Third, search for more information, perhaps by:
- Locating relevant books, papers and other materials;
- Evaluating the quality and authority of the information collected;
- Maintaining a regular literature review throughout the project;
- Making regular notes on background material;
- Deciding how this literature search will be carried out within the research group;
- Deciding how information gained will be disseminated to the group (e.g., via each researcher carrying out a regular literature review in their sub-area and information disseminated at group meetings or via email at regular intervals).
This process may well change or modify how your research problem is stated or formulated.
Once your research problem has been identified, research questions within the problem need to be specified.
How long should your statement of the problem be?
Not too long. One page is more than enough for a clear and effective problem statement.
Research questions within your problem
The first stage of writing your research problem statement involves formulating your questions in a meaningful way. In the context of important questions, we are looking for things that many readers across different disciplines find to be interesting. But at the same time, set your question within your field.
Thus, once a research problem has been established, several questions can be written down. These questions should specify exactly what needs to be determined to address the problem.
These questions should also be specific enough that they can be answered using appropriate available research methods - or methods that could be made available to the research group (e.g. by buying or borrowing equipment).
These questions should require complex in-depth investigation, analysis, and argument. They should not be simple enough that they can be answered easily with well-established facts or yes/no answers.
All research questions should be focused, specific, appropriately complex, and relevant to the overall aims of the project.
Examples of questions and next steps
- How do government regulations prevent companies from polluting water systems?
- What factors have influenced population growth in the fastest growing countries?
- How can a bespoke thermal desorption unit be designed and built for use in detection of trace particulate matter in a polluted environment (e.g., a busy city street)?
- What methods and procedures can be used to understand, and hence control, fundamental chemical processes that occur in flames?
- How can measurement protocols used in mass spectrometry in a university research laboratory be developed and standardized to enable direct comparison with related measurements in a government laboratory?
Once the problem and questions have been identified, the resources required to carry out the research will need to be assessed.
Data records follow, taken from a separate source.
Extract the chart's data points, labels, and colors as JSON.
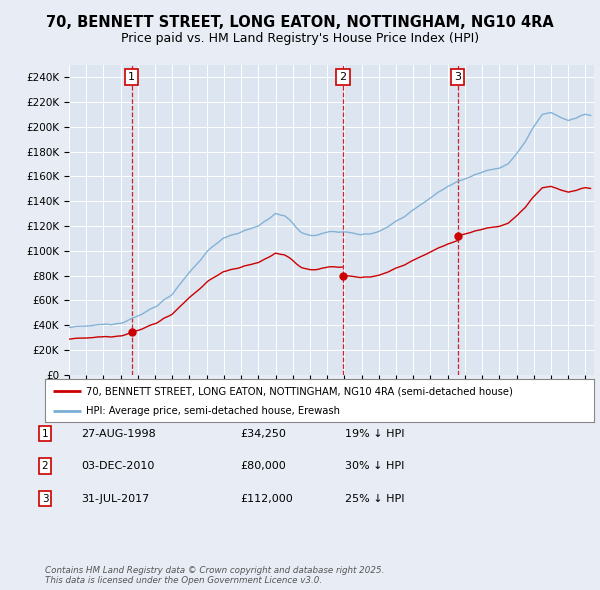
{
  "title": "70, BENNETT STREET, LONG EATON, NOTTINGHAM, NG10 4RA",
  "subtitle": "Price paid vs. HM Land Registry's House Price Index (HPI)",
  "background_color": "#e8edf5",
  "plot_bg_color": "#dce5f0",
  "legend_line1": "70, BENNETT STREET, LONG EATON, NOTTINGHAM, NG10 4RA (semi-detached house)",
  "legend_line2": "HPI: Average price, semi-detached house, Erewash",
  "sale_color": "#cc0000",
  "hpi_color": "#7aadd4",
  "sales": [
    {
      "date": 1998.65,
      "price": 34250,
      "label": "1"
    },
    {
      "date": 2010.92,
      "price": 80000,
      "label": "2"
    },
    {
      "date": 2017.58,
      "price": 112000,
      "label": "3"
    }
  ],
  "vline_dates": [
    1998.65,
    2010.92,
    2017.58
  ],
  "table": [
    {
      "num": "1",
      "date": "27-AUG-1998",
      "price": "£34,250",
      "hpi": "19% ↓ HPI"
    },
    {
      "num": "2",
      "date": "03-DEC-2010",
      "price": "£80,000",
      "hpi": "30% ↓ HPI"
    },
    {
      "num": "3",
      "date": "31-JUL-2017",
      "price": "£112,000",
      "hpi": "25% ↓ HPI"
    }
  ],
  "footer": "Contains HM Land Registry data © Crown copyright and database right 2025.\nThis data is licensed under the Open Government Licence v3.0.",
  "ylim": [
    0,
    250000
  ],
  "yticks": [
    0,
    20000,
    40000,
    60000,
    80000,
    100000,
    120000,
    140000,
    160000,
    180000,
    200000,
    220000,
    240000
  ],
  "xlim_start": 1995.0,
  "xlim_end": 2025.5
}
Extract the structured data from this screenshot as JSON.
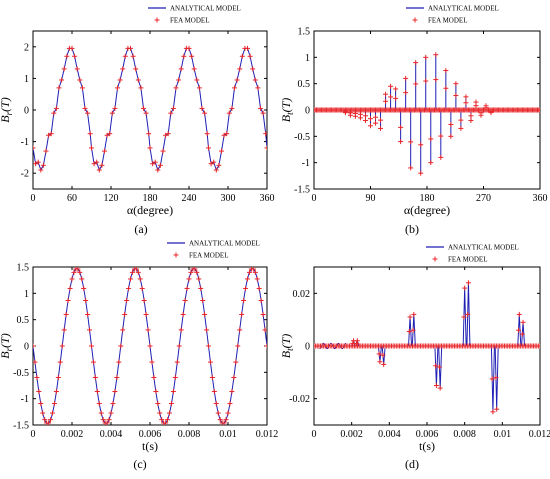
{
  "colors": {
    "analytical": "#1f1fb4",
    "fea": "#e8262a",
    "axis": "#000000",
    "background": "#ffffff"
  },
  "legend": {
    "analytical": "ANALYTICAL MODEL",
    "fea": "FEA MODEL"
  },
  "chart_data": [
    {
      "id": "a",
      "type": "line",
      "caption": "(a)",
      "xlabel": "α(degree)",
      "ylabel_main": "B",
      "ylabel_sub": "r",
      "ylabel_unit": "(T)",
      "xlim": [
        0,
        360
      ],
      "ylim": [
        -2.5,
        2.5
      ],
      "xticks": [
        0,
        60,
        120,
        180,
        240,
        300,
        360
      ],
      "xtick_labels": [
        "0",
        "60",
        "120",
        "180",
        "240",
        "300",
        "360"
      ],
      "yticks": [
        -2,
        -1,
        0,
        1,
        2
      ],
      "ytick_labels": [
        "-2",
        "-1",
        "0",
        "1",
        "2"
      ],
      "legend_position": "top-right",
      "series": [
        {
          "name": "ANALYTICAL MODEL",
          "style": "line",
          "period": 90,
          "x": [
            0,
            4,
            8,
            12,
            16,
            20,
            24,
            28,
            32,
            36,
            40,
            44,
            48,
            52,
            56,
            60,
            64,
            68,
            72,
            76,
            80,
            84,
            88
          ],
          "values": [
            -1.2,
            -1.7,
            -1.65,
            -1.9,
            -1.75,
            -1.3,
            -0.8,
            -0.75,
            -0.1,
            0.05,
            0.7,
            0.95,
            1.3,
            1.7,
            1.95,
            1.95,
            1.7,
            1.3,
            0.95,
            0.7,
            0.05,
            -0.1,
            -0.75
          ]
        },
        {
          "name": "FEA MODEL",
          "style": "marker",
          "period": 90,
          "x": [
            0,
            4,
            8,
            12,
            16,
            20,
            24,
            28,
            32,
            36,
            40,
            44,
            48,
            52,
            56,
            60,
            64,
            68,
            72,
            76,
            80,
            84,
            88
          ],
          "values": [
            -1.2,
            -1.7,
            -1.65,
            -1.9,
            -1.75,
            -1.3,
            -0.8,
            -0.75,
            -0.1,
            0.05,
            0.7,
            0.95,
            1.3,
            1.7,
            1.95,
            1.95,
            1.7,
            1.3,
            0.95,
            0.7,
            0.05,
            -0.1,
            -0.75
          ]
        }
      ]
    },
    {
      "id": "b",
      "type": "line",
      "caption": "(b)",
      "xlabel": "α(degree)",
      "ylabel_main": "B",
      "ylabel_sub": "t",
      "ylabel_unit": "(T)",
      "xlim": [
        0,
        360
      ],
      "ylim": [
        -1.5,
        1.5
      ],
      "xticks": [
        0,
        90,
        180,
        270,
        360
      ],
      "xtick_labels": [
        "0",
        "90",
        "180",
        "270",
        "360"
      ],
      "yticks": [
        -1.5,
        -1,
        -0.5,
        0,
        0.5,
        1,
        1.5
      ],
      "ytick_labels": [
        "-1.5",
        "-1",
        "-0.5",
        "0",
        "0.5",
        "1",
        "1.5"
      ],
      "legend_position": "top-right",
      "spikes": {
        "x": [
          50,
          58,
          66,
          74,
          82,
          90,
          98,
          106,
          114,
          122,
          130,
          138,
          146,
          154,
          162,
          170,
          178,
          186,
          194,
          202,
          210,
          218,
          226,
          234,
          242,
          250,
          258,
          266,
          274,
          282
        ],
        "values": [
          -0.05,
          -0.1,
          -0.12,
          -0.15,
          -0.2,
          -0.3,
          -0.25,
          -0.35,
          0.3,
          0.45,
          0.4,
          -0.6,
          0.6,
          -1.1,
          0.9,
          -1.2,
          1.0,
          -1.0,
          1.05,
          -0.9,
          0.75,
          -0.5,
          0.5,
          -0.35,
          0.25,
          -0.2,
          0.15,
          -0.1,
          0.08,
          -0.05
        ]
      },
      "series": [
        {
          "name": "ANALYTICAL MODEL",
          "style": "spikes"
        },
        {
          "name": "FEA MODEL",
          "style": "marker"
        }
      ]
    },
    {
      "id": "c",
      "type": "line",
      "caption": "(c)",
      "xlabel": "t(s)",
      "ylabel_main": "B",
      "ylabel_sub": "r",
      "ylabel_unit": "(T)",
      "xlim": [
        0,
        0.012
      ],
      "ylim": [
        -1.5,
        1.5
      ],
      "xticks": [
        0,
        0.002,
        0.004,
        0.006,
        0.008,
        0.01,
        0.012
      ],
      "xtick_labels": [
        "0",
        "0.002",
        "0.004",
        "0.006",
        "0.008",
        "0.01",
        "0.012"
      ],
      "yticks": [
        -1.5,
        -1,
        -0.5,
        0,
        0.5,
        1,
        1.5
      ],
      "ytick_labels": [
        "-1.5",
        "-1",
        "-0.5",
        "0",
        "0.5",
        "1",
        "1.5"
      ],
      "legend_position": "top-right",
      "sine": {
        "amplitude": 1.47,
        "period": 0.003,
        "phase_zero_value": 0.0,
        "starts_negative": true
      },
      "series": [
        {
          "name": "ANALYTICAL MODEL",
          "style": "line"
        },
        {
          "name": "FEA MODEL",
          "style": "marker"
        }
      ]
    },
    {
      "id": "d",
      "type": "line",
      "caption": "(d)",
      "xlabel": "t(s)",
      "ylabel_main": "B",
      "ylabel_sub": "t",
      "ylabel_unit": "(T)",
      "xlim": [
        0,
        0.012
      ],
      "ylim": [
        -0.03,
        0.03
      ],
      "xticks": [
        0,
        0.002,
        0.004,
        0.006,
        0.008,
        0.01,
        0.012
      ],
      "xtick_labels": [
        "0",
        "0.002",
        "0.004",
        "0.006",
        "0.008",
        "0.01",
        "0.012"
      ],
      "yticks": [
        -0.02,
        0,
        0.02
      ],
      "ytick_labels": [
        "-0.02",
        "0",
        "0.02"
      ],
      "legend_position": "top-right",
      "spikes": {
        "x": [
          0.0021,
          0.0023,
          0.0035,
          0.0037,
          0.0051,
          0.0053,
          0.0065,
          0.0067,
          0.008,
          0.0082,
          0.0095,
          0.0097,
          0.0109,
          0.0111
        ],
        "values": [
          0.002,
          0.002,
          -0.006,
          -0.007,
          0.011,
          0.012,
          -0.015,
          -0.016,
          0.022,
          0.024,
          -0.025,
          -0.024,
          0.012,
          0.009
        ]
      },
      "series": [
        {
          "name": "ANALYTICAL MODEL",
          "style": "spikes"
        },
        {
          "name": "FEA MODEL",
          "style": "marker"
        }
      ]
    }
  ]
}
This will involve:
- Identifying the equipment needed. Find out what is available and what needs to be purchased.
- Assessing which consumables (e.g., chemicals) are needed for the project, and determining if they can be obtained on a regular basis (i.e., in the right quantities at the appropriate times).
- Identifying the software, data-analyses and other computer support needed. Assess what needs to be purchased.
- Assessing what laboratory and office space is needed. And if more is required, discuss this with the relevant laboratory manager.
- Identifying what support for travel is needed for the group, as well as what resources are required for the group to attend relevant conferences and training of group personnel.
Defining and writing a clear statement of a problem as the basis of a project is the first - and most important - step in any research. The tips and ideas in this article will help you clearly identify the purpose of the research you are developing.
A clear research problem statement will likely form the skeleton of the Introduction of your final article. If you are able to clearly direct your reader (the most important person in the publishing process) to an important and interesting question, they will likely stay engaged, and use and cite your article in the future.